For Dr. Strobl, the collaboration became especially valuable when Genevia’s role expanded beyond technical data processing into scientific interpretation.

“We got so much more than just a bioinformatics service. Genevia’s bioinformatician did much more than just analyze the data. He suggested what we could do, developed his own ideas about interpretation, and helped us understand which additional analyses would be meaningful.”
Dr. Birgit Strobl, University of Veterinary Medicine Vienna

Rather than functioning purely as an external analyst, Genevia became an active scientific partner.

“Grigorios was really a collaboration partner, not just a bioinformatician doing what we asked. We could discuss science on a very high level,” Dr. Strobl says.

This dialogue became particularly important when moving from gene-level observations to genome-wide conclusions.

“For my biologist’s brain, I looked at some genes and made conclusions. Grigorios could then extrapolate that to the whole genome and test whether what I saw at a single-gene level was actually true genome-wide.”

A key part of the final analysis involved combining RNA-seq and ChIP-seq through regulatory network modeling.

This multiomics integration identified transcription factor communities that help explain the crosstalk between interferon gamma and TLR4 signaling, clarifying why STAT1β preserved some collaborative functions while failing to mediate enhancer repression.

“The ChIP-seq was much harder to interpret than the RNA-seq,” Dr. Strobl says. “What was amazing was not only the analysis itself, but also the biological understanding behind it.”

Genevia’s contribution also extended to manuscript preparation, figure design, supplementary analyses, and refinement of biological conclusions, ultimately leading to co-authorship on the publication.

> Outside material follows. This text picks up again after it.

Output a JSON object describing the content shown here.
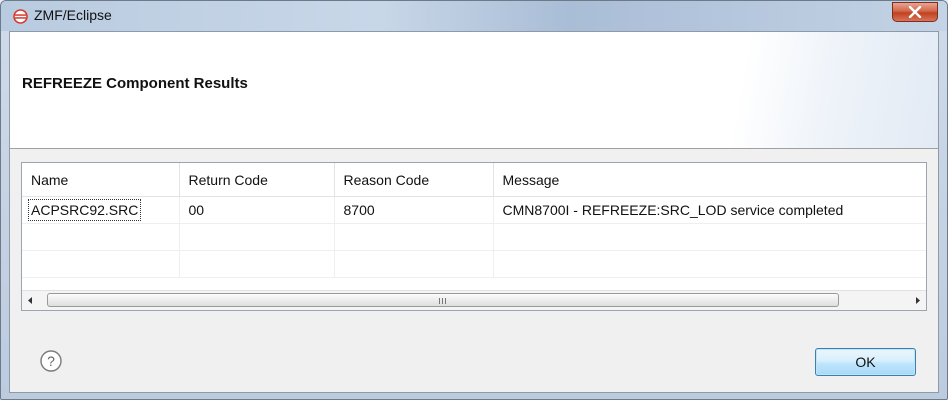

Collaboration built on responsiveness and trust

Beyond scientific depth, Dr. Strobl highlights communication as a major strength of the collaboration.

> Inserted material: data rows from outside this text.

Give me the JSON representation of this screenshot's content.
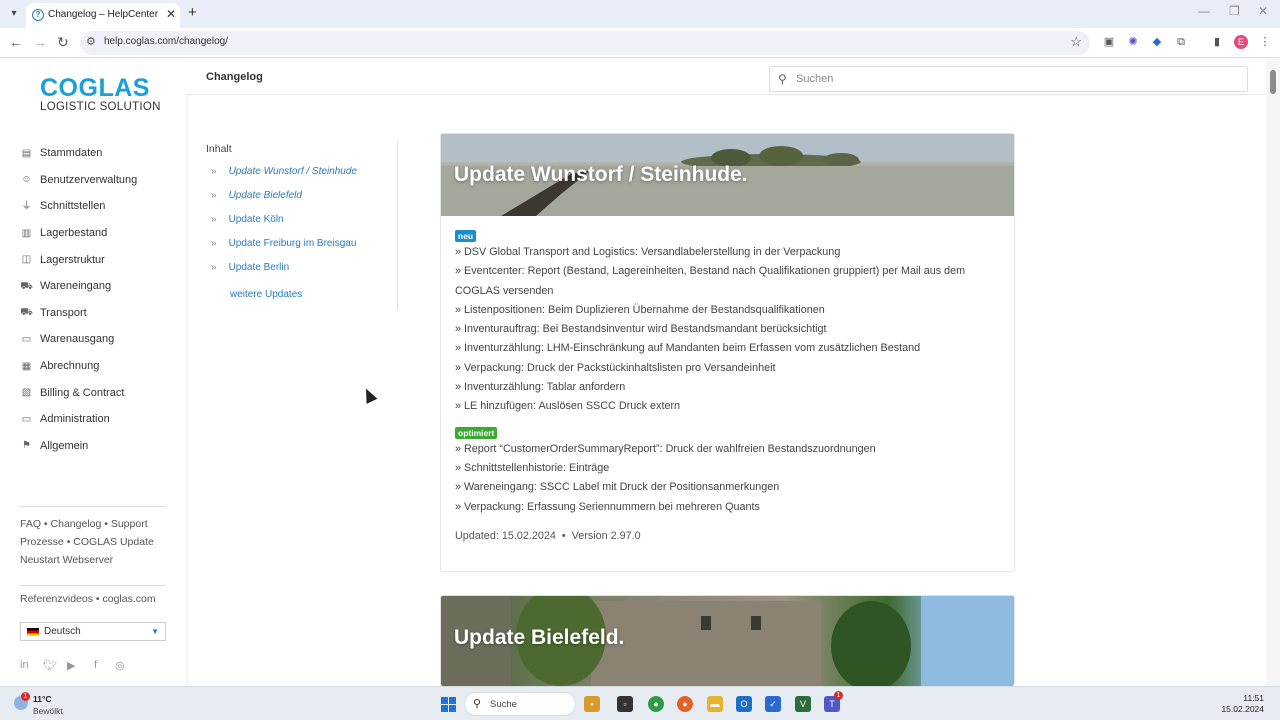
{
  "browser": {
    "tab_title": "Changelog – HelpCenter",
    "url": "help.coglas.com/changelog/"
  },
  "sidebar": {
    "logo_main": "COGLAS",
    "logo_sub": "LOGISTIC SOLUTION",
    "items": [
      {
        "label": "Stammdaten",
        "icon": "document-icon"
      },
      {
        "label": "Benutzerverwaltung",
        "icon": "users-icon"
      },
      {
        "label": "Schnittstellen",
        "icon": "plug-icon"
      },
      {
        "label": "Lagerbestand",
        "icon": "chart-icon"
      },
      {
        "label": "Lagerstruktur",
        "icon": "structure-icon"
      },
      {
        "label": "Wareneingang",
        "icon": "truck-in-icon"
      },
      {
        "label": "Transport",
        "icon": "truck-icon"
      },
      {
        "label": "Warenausgang",
        "icon": "box-out-icon"
      },
      {
        "label": "Abrechnung",
        "icon": "invoice-icon"
      },
      {
        "label": "Billing & Contract",
        "icon": "contract-icon"
      },
      {
        "label": "Administration",
        "icon": "admin-icon"
      },
      {
        "label": "Allgemein",
        "icon": "bookmark-icon"
      }
    ],
    "footer": {
      "faq": "FAQ",
      "changelog": "Changelog",
      "support": "Support",
      "prozesse": "Prozesse",
      "coglas_update": "COGLAS Update",
      "neustart": "Neustart Webserver",
      "referenzvideos": "Referenzvideos",
      "coglas_com": "coglas.com"
    },
    "language": "Deutsch"
  },
  "header": {
    "title": "Changelog",
    "search_placeholder": "Suchen"
  },
  "toc": {
    "title": "Inhalt",
    "items": [
      "Update Wunstorf / Steinhude",
      "Update Bielefeld",
      "Update Köln",
      "Update Freiburg im Breisgau",
      "Update Berlin"
    ],
    "more": "weitere Updates"
  },
  "updates": [
    {
      "title": "Update Wunstorf / Steinhude.",
      "badge_new": "neu",
      "new_entries": [
        "» DSV Global Transport and Logistics: Versandlabelerstellung in der Verpackung",
        "» Eventcenter: Report (Bestand, Lagereinheiten, Bestand nach Qualifikationen gruppiert) per Mail aus dem COGLAS versenden",
        "» Listenpositionen: Beim Duplizieren Übernahme der Bestandsqualifikationen",
        "» Inventurauftrag: Bei Bestandsinventur wird Bestandsmandant berücksichtigt",
        "» Inventurzählung: LHM-Einschränkung auf Mandanten beim Erfassen vom zusätzlichen Bestand",
        "» Verpackung: Druck der Packstückinhaltslisten pro Versandeinheit",
        "» Inventurzählung: Tablar anfordern",
        "» LE hinzufügen: Auslösen SSCC Druck extern"
      ],
      "badge_optimized": "optimiert",
      "optimized_entries": [
        "» Report “CustomerOrderSummaryReport”: Druck der wahlfreien Bestandszuordnungen",
        "» Schnittstellenhistorie: Einträge",
        "» Wareneingang: SSCC Label mit Druck der Positionsanmerkungen",
        "» Verpackung: Erfassung Seriennummern bei mehreren Quants"
      ],
      "updated": "Updated: 15.02.2024",
      "version": "Version 2.97.0"
    },
    {
      "title": "Update Bielefeld."
    }
  ],
  "taskbar": {
    "temperature": "11°C",
    "weather": "Bewölkt",
    "weather_badge": "1",
    "search_label": "Suche",
    "time": "11:51",
    "date": "15.02.2024",
    "teams_badge": "1"
  }
}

Shared cloud infrastructure ensured continuous file access, and email communication remained fast and responsive throughout the project.

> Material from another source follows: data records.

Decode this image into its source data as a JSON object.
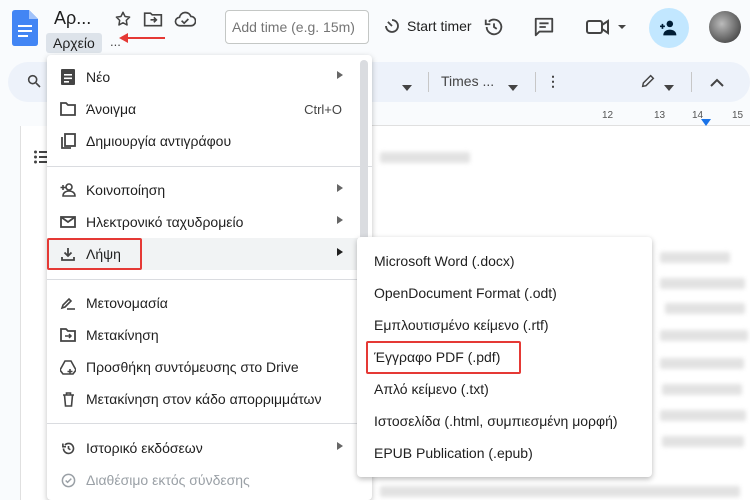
{
  "header": {
    "doc_title": "Αρ...",
    "menu_file_label": "Αρχείο",
    "menu_more": "...",
    "add_time_placeholder": "Add time (e.g. 15m)",
    "start_timer_label": "Start timer"
  },
  "toolbar": {
    "style_dropdown": "",
    "font_dropdown": "Times ...",
    "more": "⋮"
  },
  "ruler": {
    "ticks": [
      "",
      "",
      "",
      "",
      "",
      "",
      "",
      "",
      "",
      "12",
      "",
      "13",
      "",
      "14",
      "",
      "15"
    ]
  },
  "file_menu": {
    "items": [
      {
        "label": "Νέο",
        "icon": "new-doc-icon",
        "submenu": true
      },
      {
        "label": "Άνοιγμα",
        "icon": "folder-icon",
        "shortcut": "Ctrl+O"
      },
      {
        "label": "Δημιουργία αντιγράφου",
        "icon": "copy-icon"
      },
      {
        "label": "Κοινοποίηση",
        "icon": "person-add-icon",
        "submenu": true
      },
      {
        "label": "Ηλεκτρονικό ταχυδρομείο",
        "icon": "mail-icon",
        "submenu": true
      },
      {
        "label": "Λήψη",
        "icon": "download-icon",
        "submenu": true,
        "highlighted": true
      },
      {
        "label": "Μετονομασία",
        "icon": "rename-icon"
      },
      {
        "label": "Μετακίνηση",
        "icon": "move-folder-icon"
      },
      {
        "label": "Προσθήκη συντόμευσης στο Drive",
        "icon": "drive-shortcut-icon"
      },
      {
        "label": "Μετακίνηση στον κάδο απορριμμάτων",
        "icon": "trash-icon"
      },
      {
        "label": "Ιστορικό εκδόσεων",
        "icon": "history-icon",
        "submenu": true
      },
      {
        "label": "Διαθέσιμο εκτός σύνδεσης",
        "icon": "offline-icon",
        "disabled": true
      }
    ]
  },
  "download_submenu": {
    "items": [
      {
        "label": "Microsoft Word (.docx)"
      },
      {
        "label": "OpenDocument Format (.odt)"
      },
      {
        "label": "Εμπλουτισμένο κείμενο (.rtf)"
      },
      {
        "label": "Έγγραφο PDF (.pdf)",
        "highlighted": true
      },
      {
        "label": "Απλό κείμενο (.txt)"
      },
      {
        "label": "Ιστοσελίδα (.html, συμπιεσμένη μορφή)"
      },
      {
        "label": "EPUB Publication (.epub)"
      }
    ]
  },
  "colors": {
    "accent": "#1a73e8",
    "highlight_border": "#e53935",
    "share_button_bg": "#c2e7ff"
  }
}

“The data transfer was brilliant. We always had access to everything, and emails were always answered very quickly.”

Responsiveness became especially important when timelines tightened.

“Whenever something needed discussion, there was always someone available. Antti even visited us in Vienna so we could discuss in person.”

Later adjustments to Genevia’s service model, introducing a more predictable monthly allocation of analysis time, further improved continuity and planning.

Looking ahead to single-cell studies

Following this study, Dr. Strobl’s group has moved toward single-cell RNA-seq using newly developed mouse models and in vivo infection systems.

The research increasingly focuses on rare immune cell populations in whole-organism settings, where analytical complexity continues to grow.

As new projects emerge, Dr. Strobl says Genevia remains her first choice whenever funding allows.

“If there is ever any bioinformatics support that we need, I would immediately approach Genevia. I would not even look for other providers.”

For Dr. Strobl, the defining value of the collaboration was not simply technical execution, but the level of scientific engagement it enabled.

“I don’t think many people will have this high level of scientific input. It’s hard to find collaboration partners like this.”